Eugene Nielen Marais, writer, poet, journalist, lawyer and naturalist, was the son of Jan Christiaan Nielen Marais and his wife Catherina Helena Cornelia, born van Niekerk. He received his schooling in Boshof, Free State, and in Paarl, Western Cape, and passed the matriculation examination of the University of the Cape of Good Hope in 1887. His first published poems appeared in the Paarl District Advertiser in 1885. After leaving school he worked for some time as a clerk in an attorney's office and then as a journalist for the Transvaal Advertiser. In 1890, at the age of 19, he became editor of the newspaper Land en Volk, in which he severely criticised the government and policies of President J.S.P. Kruger of the South African Republic (Transvaal). In 1894 he married Aletta (Lettie) Beyers, but she died the next year shortly after the birth of their son. Soon thereafter Marais was becoming addicted to opium (later morphine). He left for England in December 1896, studied law at the University of London, and also seems to have acquired some medical knowledge in Germany. He returned to South Africa towards the end of the Anglo-Boer War (1899-1902) and on his way to South Africa contracted malaria in Mozambique.
After his return to Pretoria Marais was again associated with Land en Volk (of which he was an owner) for some time, before selling the newspaper and moving to Johannesburg as an advocate in 1905. This proved unsuccessful and soon thereafter he settled on the farm Doornhoek in the Waterberg, where he held an appointment as mine doctor for some time. Later he moved to the farm Rietfontein, where he openly practiced as a medical doctor and also used hypnosis in his treatments. Here he studied nature in his spare time, being a keen observer with strong conservationist tendencies. Two articles by him appeared in the Agricultural Journal of the Union of South Africa: 'Wild honey; with notes on the Moka bee' (1912) and 'Notes on some effects of extreme drought in Waterberg' (1914). The latter article, in which he described the effects of drought on plants and animals, was reprinted and distributed by the Smithsonian Institution in the USA.

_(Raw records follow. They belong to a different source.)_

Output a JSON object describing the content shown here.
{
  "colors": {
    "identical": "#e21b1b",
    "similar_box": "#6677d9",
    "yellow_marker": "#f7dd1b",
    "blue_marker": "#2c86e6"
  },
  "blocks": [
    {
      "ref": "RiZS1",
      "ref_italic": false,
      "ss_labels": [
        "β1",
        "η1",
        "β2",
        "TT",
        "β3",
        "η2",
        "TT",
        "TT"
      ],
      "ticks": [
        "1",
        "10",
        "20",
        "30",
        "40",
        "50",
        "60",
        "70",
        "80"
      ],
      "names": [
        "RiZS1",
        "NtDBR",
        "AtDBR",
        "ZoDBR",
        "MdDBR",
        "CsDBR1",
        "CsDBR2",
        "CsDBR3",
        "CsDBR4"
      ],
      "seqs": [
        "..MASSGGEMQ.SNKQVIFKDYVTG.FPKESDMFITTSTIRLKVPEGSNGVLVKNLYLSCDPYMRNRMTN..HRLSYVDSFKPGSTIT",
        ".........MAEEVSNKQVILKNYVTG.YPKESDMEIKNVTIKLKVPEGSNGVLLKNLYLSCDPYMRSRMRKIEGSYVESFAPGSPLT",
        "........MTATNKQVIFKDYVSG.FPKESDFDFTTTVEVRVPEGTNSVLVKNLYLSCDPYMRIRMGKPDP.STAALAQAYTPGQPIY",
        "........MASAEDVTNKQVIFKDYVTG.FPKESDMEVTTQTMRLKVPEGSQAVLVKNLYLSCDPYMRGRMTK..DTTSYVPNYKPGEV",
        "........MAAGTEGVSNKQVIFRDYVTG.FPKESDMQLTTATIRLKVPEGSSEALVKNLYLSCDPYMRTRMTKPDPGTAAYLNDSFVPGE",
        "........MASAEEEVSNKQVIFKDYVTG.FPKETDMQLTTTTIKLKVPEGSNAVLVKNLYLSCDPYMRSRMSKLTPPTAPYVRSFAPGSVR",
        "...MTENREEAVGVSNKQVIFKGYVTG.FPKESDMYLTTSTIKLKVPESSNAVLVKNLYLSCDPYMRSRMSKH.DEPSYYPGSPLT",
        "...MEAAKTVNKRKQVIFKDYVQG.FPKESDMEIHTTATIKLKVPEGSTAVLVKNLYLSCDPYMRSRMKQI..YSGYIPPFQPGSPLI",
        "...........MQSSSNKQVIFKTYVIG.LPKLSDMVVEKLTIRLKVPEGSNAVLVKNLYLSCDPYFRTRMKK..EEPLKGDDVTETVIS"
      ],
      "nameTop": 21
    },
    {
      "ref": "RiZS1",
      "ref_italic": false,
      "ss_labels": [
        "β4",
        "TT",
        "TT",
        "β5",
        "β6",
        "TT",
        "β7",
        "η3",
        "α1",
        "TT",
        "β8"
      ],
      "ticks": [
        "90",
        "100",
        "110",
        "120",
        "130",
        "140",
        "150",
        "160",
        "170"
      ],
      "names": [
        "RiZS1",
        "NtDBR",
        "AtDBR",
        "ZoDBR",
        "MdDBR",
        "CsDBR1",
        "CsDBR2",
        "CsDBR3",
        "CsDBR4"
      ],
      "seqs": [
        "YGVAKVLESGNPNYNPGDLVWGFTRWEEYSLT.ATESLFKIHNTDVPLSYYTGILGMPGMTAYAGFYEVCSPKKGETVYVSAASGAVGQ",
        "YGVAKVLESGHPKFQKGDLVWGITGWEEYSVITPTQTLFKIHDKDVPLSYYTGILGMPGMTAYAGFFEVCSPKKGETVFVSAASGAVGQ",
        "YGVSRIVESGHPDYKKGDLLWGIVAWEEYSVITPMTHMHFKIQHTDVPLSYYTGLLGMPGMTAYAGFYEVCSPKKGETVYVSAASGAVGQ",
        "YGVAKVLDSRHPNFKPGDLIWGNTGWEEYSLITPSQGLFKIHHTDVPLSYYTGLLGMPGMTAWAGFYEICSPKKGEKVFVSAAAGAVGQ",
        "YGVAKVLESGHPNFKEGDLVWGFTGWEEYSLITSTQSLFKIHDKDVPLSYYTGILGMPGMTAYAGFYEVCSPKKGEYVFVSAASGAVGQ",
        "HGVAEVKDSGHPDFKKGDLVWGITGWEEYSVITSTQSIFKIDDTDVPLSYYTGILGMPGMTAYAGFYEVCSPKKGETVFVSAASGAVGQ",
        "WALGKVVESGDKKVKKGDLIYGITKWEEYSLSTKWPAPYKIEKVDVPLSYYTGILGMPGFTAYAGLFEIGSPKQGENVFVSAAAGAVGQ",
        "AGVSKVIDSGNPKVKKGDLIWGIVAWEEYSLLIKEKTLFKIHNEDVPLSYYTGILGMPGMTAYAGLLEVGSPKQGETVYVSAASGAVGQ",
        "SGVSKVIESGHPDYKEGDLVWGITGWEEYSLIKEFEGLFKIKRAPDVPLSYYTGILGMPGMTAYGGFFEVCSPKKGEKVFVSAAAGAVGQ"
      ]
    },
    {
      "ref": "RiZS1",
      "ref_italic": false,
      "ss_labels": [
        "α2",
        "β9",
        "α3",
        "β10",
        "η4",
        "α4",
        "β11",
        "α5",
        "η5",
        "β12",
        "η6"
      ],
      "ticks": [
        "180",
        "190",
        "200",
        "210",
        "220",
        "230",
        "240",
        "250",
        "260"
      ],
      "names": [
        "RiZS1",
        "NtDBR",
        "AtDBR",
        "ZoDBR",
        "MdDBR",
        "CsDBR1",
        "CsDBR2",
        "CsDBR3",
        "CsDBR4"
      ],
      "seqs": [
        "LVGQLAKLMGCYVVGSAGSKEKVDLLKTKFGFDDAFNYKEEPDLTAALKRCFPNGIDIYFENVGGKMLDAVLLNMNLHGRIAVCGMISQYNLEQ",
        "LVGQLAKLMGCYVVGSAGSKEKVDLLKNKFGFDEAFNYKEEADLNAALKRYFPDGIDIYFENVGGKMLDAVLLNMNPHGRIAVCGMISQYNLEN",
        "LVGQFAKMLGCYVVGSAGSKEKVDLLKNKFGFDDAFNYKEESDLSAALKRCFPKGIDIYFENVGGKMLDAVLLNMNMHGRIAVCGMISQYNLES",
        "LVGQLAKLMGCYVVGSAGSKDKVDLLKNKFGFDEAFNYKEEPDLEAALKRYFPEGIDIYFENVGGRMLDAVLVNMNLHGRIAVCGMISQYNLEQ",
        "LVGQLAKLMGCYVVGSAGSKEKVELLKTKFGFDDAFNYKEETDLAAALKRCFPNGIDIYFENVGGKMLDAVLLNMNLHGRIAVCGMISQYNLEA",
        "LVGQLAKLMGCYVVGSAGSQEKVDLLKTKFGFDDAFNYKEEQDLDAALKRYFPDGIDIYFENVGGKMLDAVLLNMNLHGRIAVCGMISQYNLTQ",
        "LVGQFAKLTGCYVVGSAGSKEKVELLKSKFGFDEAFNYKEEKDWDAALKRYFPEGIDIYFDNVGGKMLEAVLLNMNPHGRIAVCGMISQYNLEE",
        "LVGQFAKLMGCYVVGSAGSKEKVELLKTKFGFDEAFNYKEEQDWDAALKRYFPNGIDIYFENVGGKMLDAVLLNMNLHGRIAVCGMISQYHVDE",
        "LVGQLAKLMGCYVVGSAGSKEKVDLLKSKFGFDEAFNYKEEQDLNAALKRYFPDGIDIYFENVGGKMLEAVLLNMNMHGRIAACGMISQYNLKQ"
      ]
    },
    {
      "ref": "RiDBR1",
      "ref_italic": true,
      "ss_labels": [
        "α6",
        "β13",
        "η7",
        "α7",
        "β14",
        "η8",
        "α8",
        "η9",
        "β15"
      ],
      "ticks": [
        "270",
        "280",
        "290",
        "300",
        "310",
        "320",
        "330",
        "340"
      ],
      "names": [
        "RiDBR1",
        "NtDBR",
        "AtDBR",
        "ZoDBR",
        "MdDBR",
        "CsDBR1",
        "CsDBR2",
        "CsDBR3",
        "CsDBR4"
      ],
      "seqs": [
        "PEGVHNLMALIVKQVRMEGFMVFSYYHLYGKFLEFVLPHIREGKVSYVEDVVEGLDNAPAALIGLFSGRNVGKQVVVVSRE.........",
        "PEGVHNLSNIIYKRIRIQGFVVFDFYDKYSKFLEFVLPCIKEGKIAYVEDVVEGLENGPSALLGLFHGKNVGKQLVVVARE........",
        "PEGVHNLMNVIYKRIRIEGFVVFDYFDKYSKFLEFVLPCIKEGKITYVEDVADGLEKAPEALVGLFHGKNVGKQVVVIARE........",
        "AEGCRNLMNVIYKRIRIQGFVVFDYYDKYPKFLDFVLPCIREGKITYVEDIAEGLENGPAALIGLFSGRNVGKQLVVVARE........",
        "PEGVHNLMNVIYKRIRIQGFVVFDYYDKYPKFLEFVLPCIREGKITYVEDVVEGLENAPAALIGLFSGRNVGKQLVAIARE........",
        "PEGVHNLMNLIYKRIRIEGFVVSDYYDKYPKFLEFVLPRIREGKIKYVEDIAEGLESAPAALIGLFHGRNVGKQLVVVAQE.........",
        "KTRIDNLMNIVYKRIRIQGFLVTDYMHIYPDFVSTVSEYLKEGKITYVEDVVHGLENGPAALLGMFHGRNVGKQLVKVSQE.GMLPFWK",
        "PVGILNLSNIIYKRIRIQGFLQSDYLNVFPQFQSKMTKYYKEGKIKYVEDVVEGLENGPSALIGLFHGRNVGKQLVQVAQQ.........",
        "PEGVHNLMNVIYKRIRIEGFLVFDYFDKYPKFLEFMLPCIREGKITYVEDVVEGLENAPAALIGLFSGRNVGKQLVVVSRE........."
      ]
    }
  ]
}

Though he was increasingly dependent on drugs and suffered periods of depression and fever he continued to write poems and to publish various articles and stories in local magazines. Later, in a book on Natuurkundige en wetenskaplike studies (Natural history and scientific studies, 1928) he reported on his experiments and ideas relating to hypnosis. During the early nineteen-twenties he worked as a lawyer at Erasmus (now Bronkhorstspruit), then lived in Heidelberg for about four years and returned to Pretoria in 1927, living with his friend Gustav Preller and the latter's family. His collected poems were published in Gedigte (Poems, 1925) and he also wrote many short stories and popular articles on scientific subjects. He committed suicide with a shotgun in 1936.
Shortly after settling in the Waterberg Marais and A. Austin studied a troop of baboons in their natural state in the Doringhoek Mountains for three years, concentrating on their social behaviour and psychology. An account of this work was eventually published under Marais' name in Burgers van die berge (1938) and translated into English as My friends the baboons (1939). This study of primate behaviour was probably his most important scientific work. Among others he speculated that the behaviour of a troop of baboons was in part regulated by a collective mind.
During the nineteen-twenties Marais conducted a study of termite nests. He wrote a series of articles on his observations for Die Huisgenoot from 1925 onwards and published these in book form as Die siel van die mier (1934, and several later editions). An English translation, The soul of the white ant (1937) was published shortly after his death, followed by French and German editions. In this work he proposed his theory that a termite colony behaves like a single animal.
Marais' contributions to natural history were controversial. Some regarded his work as of the highest value, for example, R. Ardry described him as a genius and the century's greatest naturalist (Mieny, 1984) and Ryke (1972) described his observations of baboons and termites as pioneering work. Others maintain that he was an unorthodox and unpolished generalist who contributed little of value to biology. Weaknesses in his work included neglecting to test his ideas rigorously, a lack of detailed observations, and his pretence to be an empirical specialist. His observations were useful, but his theories poor, while the holistic approach that he used has become common in the biological sciences (Holm, 1988). The Eugene Marais Chair in Nature Conservation was established in his honour at the University of Pretoria in 1971, and the cycad species Encephalartos Eugene Maraisii was named after him.